Since 1993, Israeli settlements in the West Bank have more than doubled and the Apartheid Wall has been built, further restricting Palestinian freedom of movement. Palestinian East Jerusalem and other neighbouring parts of the West Bank have been annexed into the Israeli municipality of Jerusalem.

Israel’s allies, the US and European Union, are the arbiters in the peace process. This means the endless rounds of negotiations revolve around how much of the remaining 22% of Palestine should be given to Israel and how much “security control” Israel should have over whatever is left.

The breathtaking pro-Israel bias of the Western powers, and the Western media, reflects the important role played by Israel in the Western imperialist global system.

Huge levels of military aid ― more than US$4 billion a year ― allows Israel to project power on behalf of the West in the oil-rich Middle East and beyond.

Israeli military and intelligence advisors are also active throughout the Third World, often in situations where it would be politically inexpedient for direct involvement by the US. The Israeli arms industry is a high-tech part of the global military-industrial complex.

Political defeat

Israel has suffered a political defeat carrying out its latest assault on Gaza.
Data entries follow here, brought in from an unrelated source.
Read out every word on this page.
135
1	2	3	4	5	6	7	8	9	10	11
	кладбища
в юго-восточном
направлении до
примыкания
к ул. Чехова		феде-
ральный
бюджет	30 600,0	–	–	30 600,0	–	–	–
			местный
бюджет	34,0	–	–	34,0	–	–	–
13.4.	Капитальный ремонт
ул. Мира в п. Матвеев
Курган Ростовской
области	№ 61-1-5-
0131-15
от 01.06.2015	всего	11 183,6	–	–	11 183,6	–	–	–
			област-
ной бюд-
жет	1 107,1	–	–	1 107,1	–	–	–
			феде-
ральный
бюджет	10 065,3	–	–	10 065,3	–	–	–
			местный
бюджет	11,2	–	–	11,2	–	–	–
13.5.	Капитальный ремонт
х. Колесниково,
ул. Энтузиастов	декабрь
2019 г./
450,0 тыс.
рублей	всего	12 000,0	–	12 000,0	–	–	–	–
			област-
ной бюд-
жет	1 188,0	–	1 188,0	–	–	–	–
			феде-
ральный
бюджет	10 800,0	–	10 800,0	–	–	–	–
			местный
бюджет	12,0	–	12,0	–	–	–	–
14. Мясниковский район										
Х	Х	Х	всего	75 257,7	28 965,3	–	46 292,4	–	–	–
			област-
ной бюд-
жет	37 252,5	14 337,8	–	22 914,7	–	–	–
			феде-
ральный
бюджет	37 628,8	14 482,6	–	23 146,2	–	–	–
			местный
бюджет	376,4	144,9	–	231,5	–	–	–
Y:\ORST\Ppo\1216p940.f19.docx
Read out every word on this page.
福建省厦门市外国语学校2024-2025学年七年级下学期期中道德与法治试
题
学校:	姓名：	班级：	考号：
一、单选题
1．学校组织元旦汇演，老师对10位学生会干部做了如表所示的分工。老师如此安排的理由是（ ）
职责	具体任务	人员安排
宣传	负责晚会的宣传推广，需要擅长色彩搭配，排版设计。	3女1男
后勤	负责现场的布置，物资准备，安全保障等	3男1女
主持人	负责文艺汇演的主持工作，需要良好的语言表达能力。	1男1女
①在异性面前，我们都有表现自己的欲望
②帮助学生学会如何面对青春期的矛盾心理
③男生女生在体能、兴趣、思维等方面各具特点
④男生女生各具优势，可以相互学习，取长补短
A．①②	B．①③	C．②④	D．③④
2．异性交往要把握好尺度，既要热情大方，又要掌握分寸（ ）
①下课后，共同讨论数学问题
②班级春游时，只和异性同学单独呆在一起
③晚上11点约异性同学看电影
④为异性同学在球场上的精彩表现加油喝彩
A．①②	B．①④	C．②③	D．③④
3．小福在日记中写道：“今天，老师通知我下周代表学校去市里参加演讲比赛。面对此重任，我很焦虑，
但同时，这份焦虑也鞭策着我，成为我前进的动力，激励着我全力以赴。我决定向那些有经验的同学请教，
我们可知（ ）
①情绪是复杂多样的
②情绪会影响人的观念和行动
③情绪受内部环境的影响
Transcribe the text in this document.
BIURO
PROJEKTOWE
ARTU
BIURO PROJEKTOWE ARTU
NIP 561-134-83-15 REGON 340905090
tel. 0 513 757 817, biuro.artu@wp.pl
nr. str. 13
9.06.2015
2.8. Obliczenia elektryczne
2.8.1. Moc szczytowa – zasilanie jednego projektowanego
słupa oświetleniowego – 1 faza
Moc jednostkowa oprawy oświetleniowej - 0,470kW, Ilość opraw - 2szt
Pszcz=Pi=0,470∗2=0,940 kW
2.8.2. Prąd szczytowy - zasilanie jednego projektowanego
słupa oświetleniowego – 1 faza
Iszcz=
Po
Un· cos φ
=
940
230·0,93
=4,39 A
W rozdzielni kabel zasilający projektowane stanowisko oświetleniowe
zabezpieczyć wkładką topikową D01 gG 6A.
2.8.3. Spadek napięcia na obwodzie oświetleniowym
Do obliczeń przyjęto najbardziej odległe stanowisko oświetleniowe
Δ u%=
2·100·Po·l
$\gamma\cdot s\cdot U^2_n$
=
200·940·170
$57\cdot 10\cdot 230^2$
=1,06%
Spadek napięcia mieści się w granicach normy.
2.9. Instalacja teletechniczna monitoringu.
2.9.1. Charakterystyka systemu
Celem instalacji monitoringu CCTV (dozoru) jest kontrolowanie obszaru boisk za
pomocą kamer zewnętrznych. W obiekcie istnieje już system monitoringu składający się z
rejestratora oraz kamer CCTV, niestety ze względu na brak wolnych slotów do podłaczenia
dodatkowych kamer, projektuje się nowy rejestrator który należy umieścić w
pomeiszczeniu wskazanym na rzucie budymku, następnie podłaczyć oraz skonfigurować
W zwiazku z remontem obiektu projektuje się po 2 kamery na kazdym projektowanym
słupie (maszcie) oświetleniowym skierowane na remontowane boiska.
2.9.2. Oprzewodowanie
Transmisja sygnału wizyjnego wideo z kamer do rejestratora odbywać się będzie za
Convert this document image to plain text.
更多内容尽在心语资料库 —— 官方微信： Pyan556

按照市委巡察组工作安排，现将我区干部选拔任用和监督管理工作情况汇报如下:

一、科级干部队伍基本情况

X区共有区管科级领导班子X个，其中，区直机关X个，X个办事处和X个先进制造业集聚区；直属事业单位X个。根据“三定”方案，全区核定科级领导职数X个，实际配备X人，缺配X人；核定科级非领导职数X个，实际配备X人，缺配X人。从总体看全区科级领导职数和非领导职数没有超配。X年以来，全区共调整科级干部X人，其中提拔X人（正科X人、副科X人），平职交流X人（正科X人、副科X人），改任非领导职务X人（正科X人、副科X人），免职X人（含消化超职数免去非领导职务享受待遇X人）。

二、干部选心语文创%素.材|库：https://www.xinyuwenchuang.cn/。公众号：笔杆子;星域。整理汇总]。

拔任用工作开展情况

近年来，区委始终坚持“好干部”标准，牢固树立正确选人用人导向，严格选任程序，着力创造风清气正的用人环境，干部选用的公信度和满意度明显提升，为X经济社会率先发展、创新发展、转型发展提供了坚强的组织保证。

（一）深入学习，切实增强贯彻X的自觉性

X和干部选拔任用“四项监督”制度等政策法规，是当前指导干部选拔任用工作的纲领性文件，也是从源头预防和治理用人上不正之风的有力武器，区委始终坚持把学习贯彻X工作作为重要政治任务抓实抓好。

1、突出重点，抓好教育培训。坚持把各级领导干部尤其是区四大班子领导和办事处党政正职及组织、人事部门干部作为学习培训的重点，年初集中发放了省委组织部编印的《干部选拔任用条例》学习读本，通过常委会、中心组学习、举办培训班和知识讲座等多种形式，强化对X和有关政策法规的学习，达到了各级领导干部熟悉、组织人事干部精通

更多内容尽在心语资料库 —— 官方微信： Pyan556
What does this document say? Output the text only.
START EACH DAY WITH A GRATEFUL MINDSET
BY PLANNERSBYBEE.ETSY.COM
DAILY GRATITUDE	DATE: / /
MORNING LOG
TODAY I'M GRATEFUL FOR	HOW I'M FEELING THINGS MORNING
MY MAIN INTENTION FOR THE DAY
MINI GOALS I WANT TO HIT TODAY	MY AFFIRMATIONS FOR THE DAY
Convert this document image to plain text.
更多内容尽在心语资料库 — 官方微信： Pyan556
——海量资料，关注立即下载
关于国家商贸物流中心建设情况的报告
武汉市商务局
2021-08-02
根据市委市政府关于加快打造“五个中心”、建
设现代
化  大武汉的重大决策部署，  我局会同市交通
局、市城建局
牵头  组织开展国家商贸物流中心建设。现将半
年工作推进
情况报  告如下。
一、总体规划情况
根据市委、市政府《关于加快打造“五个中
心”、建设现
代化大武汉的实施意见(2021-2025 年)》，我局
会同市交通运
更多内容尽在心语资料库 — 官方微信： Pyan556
The international movement for boycott, divestment and sanctions (BDS) campaign ― modelled on the international solidarity movement that helped end the similar Apartheid regime in South Africa ― has grown steadily in the past decade. It has been fuelled by Israel's periodic bloody assaults on Gaza.

During the latest assault, a large role has been played by social media, allowing Palestinians to bypass the hostile global media.

Despite the political establishment in Western countries remaining wholeheartedly committed to Israel, public opinion is increasingly on the Palestine's side.